Na visão do engenheiro, acidentes de trabalhos poderiam ser evitados se as empresas investissem mais em treinamentos. “Às vezes ouvimos que o funcionário estava distraído quando sofreu o acidente, mas o funcionário bem treinado, que conhece o equipamento de segurança, dificilmente se machuca, ou quando ocorre se machuca menos”, frisa, emendando: “É muito genérico e vulgar dizer, por exemplo, que um acidente de trabalho aconteceu porque o trabalhador caiu do andaime. Talvez ele até tinha os equipamentos de segurança, mas não sabia o que fazer com eles”.

Wild diz que cerca de 80% das obras realizadas em Marechal Rondon são feitas por empreiteiras e não por funcionários de construtoras. “Mesmo que os funcionários estejam registrados, o que é o mínimo, estão registrados somente para aquela obra, então eles não têm presente um técnico de segurança na obra, por exemplo”, cita.

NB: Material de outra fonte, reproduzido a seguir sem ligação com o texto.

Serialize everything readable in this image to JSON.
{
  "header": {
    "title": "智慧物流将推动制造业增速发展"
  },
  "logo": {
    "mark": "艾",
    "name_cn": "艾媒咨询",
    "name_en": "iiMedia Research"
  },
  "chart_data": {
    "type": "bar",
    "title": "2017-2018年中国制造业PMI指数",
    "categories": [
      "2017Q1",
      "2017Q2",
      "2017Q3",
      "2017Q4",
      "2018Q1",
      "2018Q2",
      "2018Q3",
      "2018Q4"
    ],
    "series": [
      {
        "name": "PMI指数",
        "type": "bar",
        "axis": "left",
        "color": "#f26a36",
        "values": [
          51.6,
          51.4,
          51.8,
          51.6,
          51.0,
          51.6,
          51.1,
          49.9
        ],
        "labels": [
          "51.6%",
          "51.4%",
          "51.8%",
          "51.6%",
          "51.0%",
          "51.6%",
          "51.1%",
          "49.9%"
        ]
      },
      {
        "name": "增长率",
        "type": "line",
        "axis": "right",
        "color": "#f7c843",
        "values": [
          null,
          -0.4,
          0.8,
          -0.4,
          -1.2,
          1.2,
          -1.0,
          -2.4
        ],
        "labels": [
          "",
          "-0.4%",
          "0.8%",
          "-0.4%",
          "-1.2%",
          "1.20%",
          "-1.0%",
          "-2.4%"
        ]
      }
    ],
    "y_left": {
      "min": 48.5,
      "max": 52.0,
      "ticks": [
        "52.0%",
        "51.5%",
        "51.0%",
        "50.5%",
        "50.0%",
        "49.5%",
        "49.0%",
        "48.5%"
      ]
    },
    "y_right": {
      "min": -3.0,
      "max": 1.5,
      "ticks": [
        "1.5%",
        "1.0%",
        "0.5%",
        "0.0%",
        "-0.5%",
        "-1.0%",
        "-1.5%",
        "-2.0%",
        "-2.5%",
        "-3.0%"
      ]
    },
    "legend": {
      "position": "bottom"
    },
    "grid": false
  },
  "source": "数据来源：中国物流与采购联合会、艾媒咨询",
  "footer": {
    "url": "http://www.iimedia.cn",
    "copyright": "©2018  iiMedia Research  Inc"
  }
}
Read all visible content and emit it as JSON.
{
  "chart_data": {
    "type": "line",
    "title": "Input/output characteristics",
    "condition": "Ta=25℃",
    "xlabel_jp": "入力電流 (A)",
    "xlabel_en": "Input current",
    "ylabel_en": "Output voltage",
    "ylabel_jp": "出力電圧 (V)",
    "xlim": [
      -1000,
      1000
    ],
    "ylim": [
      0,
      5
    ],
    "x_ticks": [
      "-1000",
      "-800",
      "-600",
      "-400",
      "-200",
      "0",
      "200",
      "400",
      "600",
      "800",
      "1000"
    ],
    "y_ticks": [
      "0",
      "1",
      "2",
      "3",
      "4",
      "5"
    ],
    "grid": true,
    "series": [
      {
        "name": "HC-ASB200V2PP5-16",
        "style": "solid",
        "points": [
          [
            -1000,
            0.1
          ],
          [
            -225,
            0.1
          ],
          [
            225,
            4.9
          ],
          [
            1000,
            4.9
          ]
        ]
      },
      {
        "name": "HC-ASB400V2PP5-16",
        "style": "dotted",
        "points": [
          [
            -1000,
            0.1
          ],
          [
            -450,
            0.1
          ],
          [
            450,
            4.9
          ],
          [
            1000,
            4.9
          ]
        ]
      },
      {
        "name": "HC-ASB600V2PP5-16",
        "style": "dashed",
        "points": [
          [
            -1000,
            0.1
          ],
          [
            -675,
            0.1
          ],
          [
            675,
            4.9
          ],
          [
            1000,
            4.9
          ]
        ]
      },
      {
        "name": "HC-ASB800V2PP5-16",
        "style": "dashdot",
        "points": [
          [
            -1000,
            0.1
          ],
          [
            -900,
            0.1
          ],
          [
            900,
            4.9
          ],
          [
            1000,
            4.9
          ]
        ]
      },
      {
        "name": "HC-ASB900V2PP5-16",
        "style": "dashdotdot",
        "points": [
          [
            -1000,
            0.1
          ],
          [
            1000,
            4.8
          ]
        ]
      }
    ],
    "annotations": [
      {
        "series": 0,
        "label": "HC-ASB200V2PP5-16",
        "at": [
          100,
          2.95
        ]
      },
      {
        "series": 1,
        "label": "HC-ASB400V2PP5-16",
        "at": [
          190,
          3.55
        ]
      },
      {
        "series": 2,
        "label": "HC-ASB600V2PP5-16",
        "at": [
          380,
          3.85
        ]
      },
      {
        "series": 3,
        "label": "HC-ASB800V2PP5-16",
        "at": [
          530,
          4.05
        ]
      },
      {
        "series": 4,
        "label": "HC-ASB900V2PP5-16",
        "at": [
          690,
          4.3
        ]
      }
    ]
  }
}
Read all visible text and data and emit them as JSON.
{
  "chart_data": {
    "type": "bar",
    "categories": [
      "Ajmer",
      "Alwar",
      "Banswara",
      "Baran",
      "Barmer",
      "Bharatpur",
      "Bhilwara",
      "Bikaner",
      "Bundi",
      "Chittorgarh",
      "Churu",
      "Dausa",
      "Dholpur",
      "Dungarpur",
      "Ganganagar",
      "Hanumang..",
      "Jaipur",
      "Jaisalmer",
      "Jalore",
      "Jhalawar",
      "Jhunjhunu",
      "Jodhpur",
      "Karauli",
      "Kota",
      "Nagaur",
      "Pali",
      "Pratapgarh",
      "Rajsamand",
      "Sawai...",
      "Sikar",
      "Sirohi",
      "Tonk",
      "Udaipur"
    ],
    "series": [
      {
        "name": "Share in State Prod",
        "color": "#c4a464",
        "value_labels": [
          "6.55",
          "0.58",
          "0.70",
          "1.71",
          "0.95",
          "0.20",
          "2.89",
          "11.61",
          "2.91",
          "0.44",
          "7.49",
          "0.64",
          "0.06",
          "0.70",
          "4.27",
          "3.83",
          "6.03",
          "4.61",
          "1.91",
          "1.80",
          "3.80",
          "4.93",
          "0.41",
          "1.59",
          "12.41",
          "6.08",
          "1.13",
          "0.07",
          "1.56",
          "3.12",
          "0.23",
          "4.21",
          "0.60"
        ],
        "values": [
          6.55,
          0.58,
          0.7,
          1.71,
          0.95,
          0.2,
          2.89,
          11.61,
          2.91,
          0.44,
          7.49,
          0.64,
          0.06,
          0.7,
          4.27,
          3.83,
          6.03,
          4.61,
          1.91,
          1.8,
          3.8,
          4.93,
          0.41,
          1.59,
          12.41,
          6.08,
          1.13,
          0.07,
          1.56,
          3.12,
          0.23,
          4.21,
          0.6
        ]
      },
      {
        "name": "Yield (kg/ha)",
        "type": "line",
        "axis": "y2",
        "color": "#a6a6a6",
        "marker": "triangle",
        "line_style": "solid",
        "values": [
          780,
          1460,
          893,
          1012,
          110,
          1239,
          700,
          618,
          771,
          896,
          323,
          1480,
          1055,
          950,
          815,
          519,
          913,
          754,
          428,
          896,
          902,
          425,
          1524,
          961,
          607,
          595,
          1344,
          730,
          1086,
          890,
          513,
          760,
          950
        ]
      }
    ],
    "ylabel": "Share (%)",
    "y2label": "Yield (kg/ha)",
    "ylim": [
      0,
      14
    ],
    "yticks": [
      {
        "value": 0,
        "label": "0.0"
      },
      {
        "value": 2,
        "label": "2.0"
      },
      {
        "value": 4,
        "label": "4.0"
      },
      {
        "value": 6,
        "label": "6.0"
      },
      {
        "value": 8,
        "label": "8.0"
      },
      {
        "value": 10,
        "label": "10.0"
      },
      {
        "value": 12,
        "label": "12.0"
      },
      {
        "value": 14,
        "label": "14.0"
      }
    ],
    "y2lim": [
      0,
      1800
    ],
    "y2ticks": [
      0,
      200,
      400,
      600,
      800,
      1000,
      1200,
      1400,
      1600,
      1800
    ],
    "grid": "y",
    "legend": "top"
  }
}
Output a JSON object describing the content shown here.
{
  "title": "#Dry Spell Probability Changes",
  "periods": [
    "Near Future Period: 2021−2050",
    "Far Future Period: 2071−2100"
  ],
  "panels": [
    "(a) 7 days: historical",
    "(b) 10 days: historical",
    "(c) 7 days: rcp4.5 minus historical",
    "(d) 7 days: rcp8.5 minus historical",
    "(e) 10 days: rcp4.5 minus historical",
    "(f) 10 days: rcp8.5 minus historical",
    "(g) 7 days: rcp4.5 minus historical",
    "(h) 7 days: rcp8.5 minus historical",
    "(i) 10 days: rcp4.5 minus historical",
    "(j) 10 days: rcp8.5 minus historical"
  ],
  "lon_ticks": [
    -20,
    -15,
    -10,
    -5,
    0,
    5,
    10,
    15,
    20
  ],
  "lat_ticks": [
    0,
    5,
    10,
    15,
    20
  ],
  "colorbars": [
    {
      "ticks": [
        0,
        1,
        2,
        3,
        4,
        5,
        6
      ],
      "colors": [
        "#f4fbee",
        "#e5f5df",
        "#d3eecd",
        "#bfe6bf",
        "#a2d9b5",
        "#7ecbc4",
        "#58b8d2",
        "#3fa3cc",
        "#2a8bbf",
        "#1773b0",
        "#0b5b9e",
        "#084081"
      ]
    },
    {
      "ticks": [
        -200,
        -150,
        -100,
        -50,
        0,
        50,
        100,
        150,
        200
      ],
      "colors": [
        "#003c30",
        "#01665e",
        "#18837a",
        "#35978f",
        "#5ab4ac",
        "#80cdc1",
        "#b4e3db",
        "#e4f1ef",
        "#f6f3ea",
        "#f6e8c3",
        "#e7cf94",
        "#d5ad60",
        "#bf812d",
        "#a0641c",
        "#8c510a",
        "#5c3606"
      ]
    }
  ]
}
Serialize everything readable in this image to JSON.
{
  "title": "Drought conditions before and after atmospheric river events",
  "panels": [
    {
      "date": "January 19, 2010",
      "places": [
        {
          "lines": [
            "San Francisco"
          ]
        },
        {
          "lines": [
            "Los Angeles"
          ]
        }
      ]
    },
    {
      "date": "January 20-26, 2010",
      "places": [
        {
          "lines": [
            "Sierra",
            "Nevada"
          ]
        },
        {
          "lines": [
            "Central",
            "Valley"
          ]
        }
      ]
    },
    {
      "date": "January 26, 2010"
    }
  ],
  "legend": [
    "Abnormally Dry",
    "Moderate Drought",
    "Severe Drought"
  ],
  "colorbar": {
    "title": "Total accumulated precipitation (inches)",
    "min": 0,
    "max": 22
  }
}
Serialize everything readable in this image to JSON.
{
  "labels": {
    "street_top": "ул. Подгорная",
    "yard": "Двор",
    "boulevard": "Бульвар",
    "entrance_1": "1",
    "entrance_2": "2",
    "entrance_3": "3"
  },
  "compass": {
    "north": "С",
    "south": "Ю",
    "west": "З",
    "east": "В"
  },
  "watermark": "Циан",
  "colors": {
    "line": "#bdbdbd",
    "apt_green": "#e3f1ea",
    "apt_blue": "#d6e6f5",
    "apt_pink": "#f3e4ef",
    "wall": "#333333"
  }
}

O engenheiro enaltece que todas as construtoras rondonenses possuem empresas contratadas que ofertam assistência ao trabalho de segurança, que realizam exames periódicos e detectam algum problema oculto. “Às vezes acontece de um trabalhador cair na obra, mas talvez ele já estivesse com um problema oculto de saúde há mais tempo”, pontua.

O profissional defende que todas as construtoras do município realizem treinamentos semestrais de segurança em altura e principalmente para o uso dos equipamentos de segurança. “Hoje nem se pode pensar em gasto em EPI porque um funcionário parado para a empresa é muito mais caro. Além de que um acidente de trabalho grave é investigado pelo Ministério Público do Trabalho e se a empresa for causadora terá de ressarcir, mesmo se o trabalhador for ‘encostado’ e fizer cirurgia pelo INSS. Caso seja comprovado que a empresa não deu o atendimento nem os equipamentos de segurança, ela terá que repor ao governo esses valores”, explica Wild.

 

SEGURANÇA EM MÁQUINAS

Além da construção civil, o setor industrial é outro que também precisa se preocupar com essas exigências. Isso acontece porque existem equipamentos pesados e complexos atuando em uma planta de produção. Nessas horas, a falta de atenção coloca em risco a vida dos funcionários e atrapalha o desempenho do negócio. Dessa forma, a NR12 – Segurança no Trabalho em Máquinas e Equipamentos – foi criada para definir parâmetros que promovem a segurança em máquinas.

“Não adianta o funcionário estar usando luvas, capacete e óculos se a máquina não tiver proteção para serra, por exemplo. Essa é uma norma que está sendo cobrada agora e muitas empresas de Rondon estão contratando profissionais para adaptar as máquinas. Elas podem ser muito mais perigosas que a falta do EPI”, alerta.

O engenheiro lembra o grande número de máquinas usadas na construção civil e a grande parte dos acidentes causados pela serra circular. “Hoje essa máquina vem com equipamentos de segurança, então o setor precisa se adaptar. Há custos, mas é uma necessidade ter equipamentos adequados”, finaliza.

 

Engenheiro civil Carlos Roberto Wild: “Hoje o EPI é o elementar, mas tem todo o entorno do funcionário que também é preciso cuidar” (Foto: O Presente)

 

NORMAS

Existem várias normas reguladoras da construção civil com o objetivo da preservação da saúde e segurança do trabalhador e que definem parâmetros nas práticas adotadas pelo setor. As principais são:

NR 4: trata do SESMT (Serviços Especializados em Engenharia de Segurança e em Medicina do Trabalho).

NR 5: discorre sobre a CIPA (Comissão Interna de Prevenção de Acidentes).

NR 6: dispõe sobre os EPIs (Equipamentos de Proteção Individual).

NR 7: estabelece a obrigatoriedade da elaboração e implementação do PCMSO (Programa de Controle Médico de Saúde Ocupacional).

NR 9: estabelece a obrigatoriedade da elaboração e implementação do PPRA (Programa de Prevenção de Riscos Ambientais).

NR 10: dispões sobre as instalações e serviços em eletricidade na construção civil.

NR 12: sobre a utilização de máquinas e equipamentos de qualquer tipo.

NR 18: uma das mais importantes no setor, aborda, entre outras coisas, questões específicas de uma obra, como escavações, demolições, alojamentos de trabalhadores e proteção contra incêndios.

NR 35: estabelece requisitos mínimos de segurança para os trabalhos em altura.